Das Team besteht somit aus drei Sehenden und vier Blinden. Doch so schlicht die Zahlen, so komplex das Zusammenspiel von Sehenden und Hörenden, die auf dem Platz ihre eigene Symphonie komponieren.
Der Fußball hat Rasseln in seinem Inneren, die ein Spiel über das Gehör erst möglich macht. Zudem ist jeder Spieler verpflichtet, das international gebrauchte Wort "Voy!" ("Ich komme!") zu rufen, wenn er sich dem Ball oder Gegenspieler nähert. Wer das nicht oder zumindest nicht rechtzeitigt ruft, begeht ein Foul. "Voy" kommt aus dem Spanischen, denn das Spiel ist aus Südamerika zu uns gekommen.
"Wenn man gut eingespielt ist", erklärt Jonathan Tönsing, der zum ersten Mal im Nationalteam steht, "kann man von da, wo der Ball kommt, und über die Kommunikation sehr gut herausfiltern, wer gerade den Ball hat.

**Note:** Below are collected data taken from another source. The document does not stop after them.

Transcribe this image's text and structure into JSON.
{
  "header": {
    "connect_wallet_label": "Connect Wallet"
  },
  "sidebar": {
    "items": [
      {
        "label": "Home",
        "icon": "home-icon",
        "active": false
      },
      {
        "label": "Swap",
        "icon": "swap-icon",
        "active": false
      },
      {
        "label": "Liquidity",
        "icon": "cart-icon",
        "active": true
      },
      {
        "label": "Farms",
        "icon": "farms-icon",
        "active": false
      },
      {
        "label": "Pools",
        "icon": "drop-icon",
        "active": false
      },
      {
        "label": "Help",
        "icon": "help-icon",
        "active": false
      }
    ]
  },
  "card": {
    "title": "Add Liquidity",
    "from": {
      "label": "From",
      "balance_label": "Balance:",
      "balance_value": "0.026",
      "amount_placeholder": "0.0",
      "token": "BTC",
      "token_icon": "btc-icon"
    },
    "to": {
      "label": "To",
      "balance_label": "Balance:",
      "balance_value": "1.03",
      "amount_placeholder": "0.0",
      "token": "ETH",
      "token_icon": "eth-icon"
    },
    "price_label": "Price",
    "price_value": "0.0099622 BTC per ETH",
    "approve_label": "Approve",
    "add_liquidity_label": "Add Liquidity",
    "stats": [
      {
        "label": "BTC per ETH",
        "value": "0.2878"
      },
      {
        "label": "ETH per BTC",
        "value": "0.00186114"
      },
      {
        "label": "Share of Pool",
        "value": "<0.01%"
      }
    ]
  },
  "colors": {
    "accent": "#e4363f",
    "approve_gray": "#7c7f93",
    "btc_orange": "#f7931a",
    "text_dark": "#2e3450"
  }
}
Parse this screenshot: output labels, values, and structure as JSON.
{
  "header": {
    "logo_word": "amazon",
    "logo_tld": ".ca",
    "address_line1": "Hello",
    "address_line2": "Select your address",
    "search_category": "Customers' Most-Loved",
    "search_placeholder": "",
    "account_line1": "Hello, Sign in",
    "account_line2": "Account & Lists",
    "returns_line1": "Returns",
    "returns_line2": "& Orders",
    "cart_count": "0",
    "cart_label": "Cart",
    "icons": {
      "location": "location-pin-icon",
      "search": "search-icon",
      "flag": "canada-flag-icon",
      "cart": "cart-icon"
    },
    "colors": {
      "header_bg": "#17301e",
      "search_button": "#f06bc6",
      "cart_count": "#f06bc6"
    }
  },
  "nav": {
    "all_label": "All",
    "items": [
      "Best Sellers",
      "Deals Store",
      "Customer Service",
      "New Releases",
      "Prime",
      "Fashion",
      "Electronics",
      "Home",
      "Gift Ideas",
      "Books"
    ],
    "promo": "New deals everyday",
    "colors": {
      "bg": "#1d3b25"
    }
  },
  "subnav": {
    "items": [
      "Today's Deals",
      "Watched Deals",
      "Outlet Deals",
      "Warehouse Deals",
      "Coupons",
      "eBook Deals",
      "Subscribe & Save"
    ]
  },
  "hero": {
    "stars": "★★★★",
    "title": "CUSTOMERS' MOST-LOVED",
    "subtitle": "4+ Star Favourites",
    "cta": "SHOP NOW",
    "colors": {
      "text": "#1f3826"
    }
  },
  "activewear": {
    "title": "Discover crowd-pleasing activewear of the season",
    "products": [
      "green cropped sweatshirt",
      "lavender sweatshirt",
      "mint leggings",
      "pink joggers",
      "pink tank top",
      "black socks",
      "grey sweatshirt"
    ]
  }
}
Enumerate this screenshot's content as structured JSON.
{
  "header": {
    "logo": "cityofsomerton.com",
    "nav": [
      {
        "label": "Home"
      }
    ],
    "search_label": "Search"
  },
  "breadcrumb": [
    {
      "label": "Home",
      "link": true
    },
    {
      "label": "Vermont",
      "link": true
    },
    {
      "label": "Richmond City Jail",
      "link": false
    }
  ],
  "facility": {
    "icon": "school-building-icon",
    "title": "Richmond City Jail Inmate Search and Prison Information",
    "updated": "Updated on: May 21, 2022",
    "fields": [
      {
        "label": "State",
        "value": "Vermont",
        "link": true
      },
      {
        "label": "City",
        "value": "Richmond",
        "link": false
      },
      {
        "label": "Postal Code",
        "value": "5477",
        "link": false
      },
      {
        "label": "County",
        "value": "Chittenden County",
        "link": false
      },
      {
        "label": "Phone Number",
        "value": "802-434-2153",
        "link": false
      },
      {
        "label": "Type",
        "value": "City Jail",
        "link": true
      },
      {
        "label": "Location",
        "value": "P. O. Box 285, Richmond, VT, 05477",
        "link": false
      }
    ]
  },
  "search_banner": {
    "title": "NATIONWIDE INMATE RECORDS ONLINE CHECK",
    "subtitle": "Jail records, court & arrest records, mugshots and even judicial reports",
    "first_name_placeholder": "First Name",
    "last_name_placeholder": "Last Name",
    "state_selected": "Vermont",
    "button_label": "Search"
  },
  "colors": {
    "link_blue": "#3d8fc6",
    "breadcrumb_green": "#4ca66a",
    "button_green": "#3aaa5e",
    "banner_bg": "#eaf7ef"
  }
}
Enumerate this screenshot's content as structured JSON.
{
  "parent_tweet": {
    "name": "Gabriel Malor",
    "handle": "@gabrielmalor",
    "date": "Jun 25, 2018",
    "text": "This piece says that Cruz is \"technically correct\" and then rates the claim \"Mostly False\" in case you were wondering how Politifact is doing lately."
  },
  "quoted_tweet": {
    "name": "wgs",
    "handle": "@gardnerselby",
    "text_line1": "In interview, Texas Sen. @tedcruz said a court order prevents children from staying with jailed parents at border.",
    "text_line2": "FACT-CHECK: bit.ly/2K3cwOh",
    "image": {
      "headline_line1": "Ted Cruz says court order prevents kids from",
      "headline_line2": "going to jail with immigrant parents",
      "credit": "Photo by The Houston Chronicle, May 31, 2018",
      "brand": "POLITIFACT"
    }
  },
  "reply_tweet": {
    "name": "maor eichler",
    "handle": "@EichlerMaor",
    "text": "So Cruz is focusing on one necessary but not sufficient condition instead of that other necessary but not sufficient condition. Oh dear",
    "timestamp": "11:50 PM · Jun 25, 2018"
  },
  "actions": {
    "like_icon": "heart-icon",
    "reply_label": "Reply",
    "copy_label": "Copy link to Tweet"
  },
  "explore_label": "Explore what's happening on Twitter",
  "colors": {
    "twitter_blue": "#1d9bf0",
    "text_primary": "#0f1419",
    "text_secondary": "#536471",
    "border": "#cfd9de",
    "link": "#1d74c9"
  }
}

Das ist alles Trainingssache."
Bei Freistoß oder Strafstoß wird dem Schützen durch Abklopfen des Tores die rechte und linke Begrenzung signalisiert und der Hintertorguide gibt weitere Informationen.
Wiederum mahnt der Stadionsprecher zur Ruhe. Das Eröffnungsspiel ist mit über 2000 Zuschauern fast ausverkauft, eine große Kulisse für den noch unbekannten Sport. Doch wird es laut, können die Spieler den Ball nicht mehr hören. Die größten Probleme sind jedoch Hubschrauberüberflüge und Kirchenglocken, erklärt Teammanager Rolf Husmann. Sie hätten das am letzten Tag beim entscheidenden Spiel der Bundesliga in Lübeck erlebt. Samstag, 12 Uhr, setzt das Glockenläuten ein. Das Spiel wurde so lange unterbrochen, anders ging es nicht.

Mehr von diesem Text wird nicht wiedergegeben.